One of those women, who spoke to WIRED and asked to remain anonymous because she’s concerned about her security, says that she connected with McEntee on The Right Stuff dating app before moving to texting him. The number provided matched the one given to Carter and the one used previously by a WIRED reporter; messages reviewed by WIRED also included selfies that clearly appear to be of McEntee. Like Carter, she was 18 at the time.
“I would label myself as semi-conservative,” the young woman says. Unlike Carter, she knew who McEntee was and at first thought his profile on the app was an example for users, as opposed to his actual account. (Last year, a series of TikTok videos showed McEntee going on first dates with women he matched with on the app in various cities.) “I had seen him on TikTok. I’d see him on the news. My family is quite conservative, so I had seen him before.”
Once the young woman and McEntee began texting off the app, she says, the conversations took a sexually explicit turn, including repeated mentions of specific sex acts even after the young woman said she was not comfortable with this. We are withholding details out of concern for the woman’s privacy; her descriptions of their conversations are consistent with text messages she showed to WIRED.
“It was very sexual from day one,” she alleges. “He kept making comments about my age and how hot it would be to sleep with someone who was my age.”
As he had with Carter, McEntee encouraged the woman to come visit him in California.
Asked to recall the conversations, she says, “he would say things like, ‘I come and visit you and we hook up or whatever, you should bring one of your friends or you should take a couple of your friends’ and was like verifying that my friends were the same age as me as well.”

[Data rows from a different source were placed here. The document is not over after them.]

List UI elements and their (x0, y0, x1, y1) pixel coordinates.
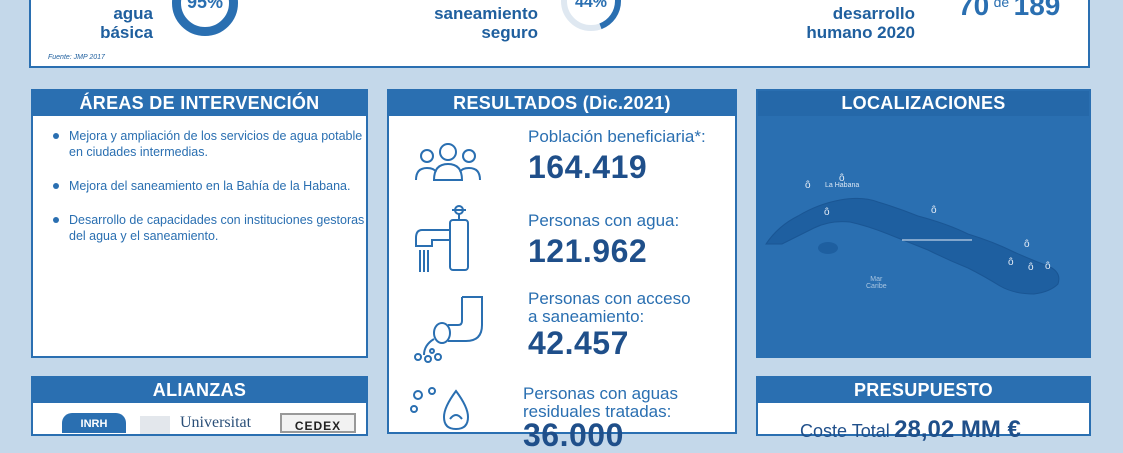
result-value: 121.962 (528, 233, 648, 269)
result-label-line1: Personas con aguas (523, 384, 678, 403)
university-logo-icon (140, 416, 170, 434)
areas-title: ÁREAS DE INTERVENCIÓN (33, 91, 366, 116)
results-panel: RESULTADOS (Dic.2021) (387, 89, 737, 434)
sanitation-percent: 44% (574, 0, 608, 11)
result-label-line2: a saneamiento: (528, 307, 645, 326)
cuba-map (765, 197, 1060, 295)
ring-fill (561, 0, 621, 31)
development-label: desarrollo humano 2020 (780, 4, 915, 42)
result-label-line2: residuales tratadas: (523, 402, 672, 421)
map-pin-icon[interactable]: ô (839, 173, 845, 184)
water-percent: 95% (186, 0, 224, 12)
map-pin-icon[interactable]: ô (824, 207, 830, 218)
rank-value: 70 (958, 0, 990, 21)
sanitation-percent-ring (561, 0, 621, 31)
result-label: Personas con acceso a saneamiento: (528, 290, 691, 326)
budget-title: PRESUPUESTO (758, 378, 1089, 403)
development-label-line2: humano 2020 (806, 23, 915, 42)
list-item: Mejora y ampliación de los servicios de … (33, 128, 366, 160)
water-label: agua básica (98, 4, 153, 42)
cedex-logo: CEDEX (280, 413, 356, 433)
map-sea-line2: Caribe (866, 283, 887, 290)
water-percent-ring (172, 0, 238, 36)
inrh-logo: INRH (62, 413, 126, 433)
map-city-label: La Habana (825, 182, 860, 189)
budget-line: Coste Total 28,02 MM € (800, 416, 1021, 444)
areas-panel: ÁREAS DE INTERVENCIÓN Mejora y ampliació… (31, 89, 368, 358)
bullet-icon (53, 217, 59, 223)
map-pin-icon[interactable]: ô (931, 205, 937, 216)
water-label-line2: básica (100, 23, 153, 42)
area-text: Mejora y ampliación de los servicios de … (69, 129, 363, 159)
budget-cost-label: Coste Total (800, 421, 890, 441)
map-pin-icon[interactable]: ô (1008, 257, 1014, 268)
people-group-icon (415, 143, 481, 181)
result-label: Población beneficiaria*: (528, 127, 706, 146)
sanitation-label: saneamiento seguro (408, 4, 538, 42)
development-label-line1: desarrollo (832, 4, 915, 23)
area-text: Desarrollo de capacidades con institucio… (69, 213, 365, 243)
area-text: Mejora del saneamiento en la Bahía de la… (69, 179, 351, 193)
results-title: RESULTADOS (Dic.2021) (389, 91, 735, 116)
development-rank: 70 de 189 (958, 0, 1060, 22)
map-sea-label: Mar Caribe (866, 276, 887, 290)
wastewater-drop-icon (410, 387, 470, 430)
map-pin-icon[interactable]: ô (805, 180, 811, 191)
list-item: Mejora del saneamiento en la Bahía de la… (33, 178, 366, 194)
result-label-line1: Personas con acceso (528, 289, 691, 308)
result-label: Personas con aguas residuales tratadas: (523, 385, 678, 421)
university-logo-text: Universitat (180, 414, 252, 431)
map-pin-icon[interactable]: ô (1028, 262, 1034, 273)
sewage-pipe-icon (414, 296, 483, 363)
result-value: 164.419 (528, 149, 648, 185)
budget-panel: PRESUPUESTO (756, 376, 1091, 436)
isla-juventud (818, 242, 838, 254)
bullet-icon (53, 183, 59, 189)
island-shape (765, 197, 1060, 295)
sanitation-label-line2: seguro (481, 23, 538, 42)
bullet-icon (53, 133, 59, 139)
alliances-title: ALIANZAS (33, 378, 366, 403)
result-value: 42.457 (528, 325, 629, 361)
rank-total: 189 (1013, 0, 1061, 21)
result-value: 36.000 (523, 417, 624, 453)
list-item: Desarrollo de capacidades con institucio… (33, 212, 366, 244)
sanitation-label-line1: saneamiento (434, 4, 538, 23)
water-tap-icon (415, 205, 469, 272)
locations-title: LOCALIZACIONES (758, 91, 1089, 116)
source-note: Fuente: JMP 2017 (48, 54, 105, 61)
water-label-line1: agua (113, 4, 153, 23)
result-label: Personas con agua: (528, 211, 680, 230)
areas-list: Mejora y ampliación de los servicios de … (33, 128, 366, 244)
map-pin-icon[interactable]: ô (1045, 261, 1051, 272)
locations-panel: LOCALIZACIONES (756, 89, 1091, 358)
rank-de: de (993, 0, 1010, 10)
map-pin-icon[interactable]: ô (1024, 239, 1030, 250)
map-sea-line1: Mar (870, 276, 883, 283)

After a couple of weeks the conversation petered out because, she says, “it was obvious I wasn’t going to fly out to California or something to see him.”
“The more I thought about it, the more it makes me sad that he’s sort of a role model, especially for young conservative men,” the young woman says. “And I feel like this person isn’t a great role model for those young conservative men.”
During his time at the White House, The Atlantic notes, McEntee regularly hired young, attractive women. “The most beautiful 21-year-old girls you could find, and guys who would be absolutely no threat to Johnny in going after those girls,” an official told The Atlantic. McEntee’s hires were known as the “Rockettes and the Dungeons & Dragons group.”
Steven Cheung, communications director for the Trump campaign, told WIRED that although President Trump has announced a transition leadership team, “formal discussion of who will serve in a second Trump administration is premature.”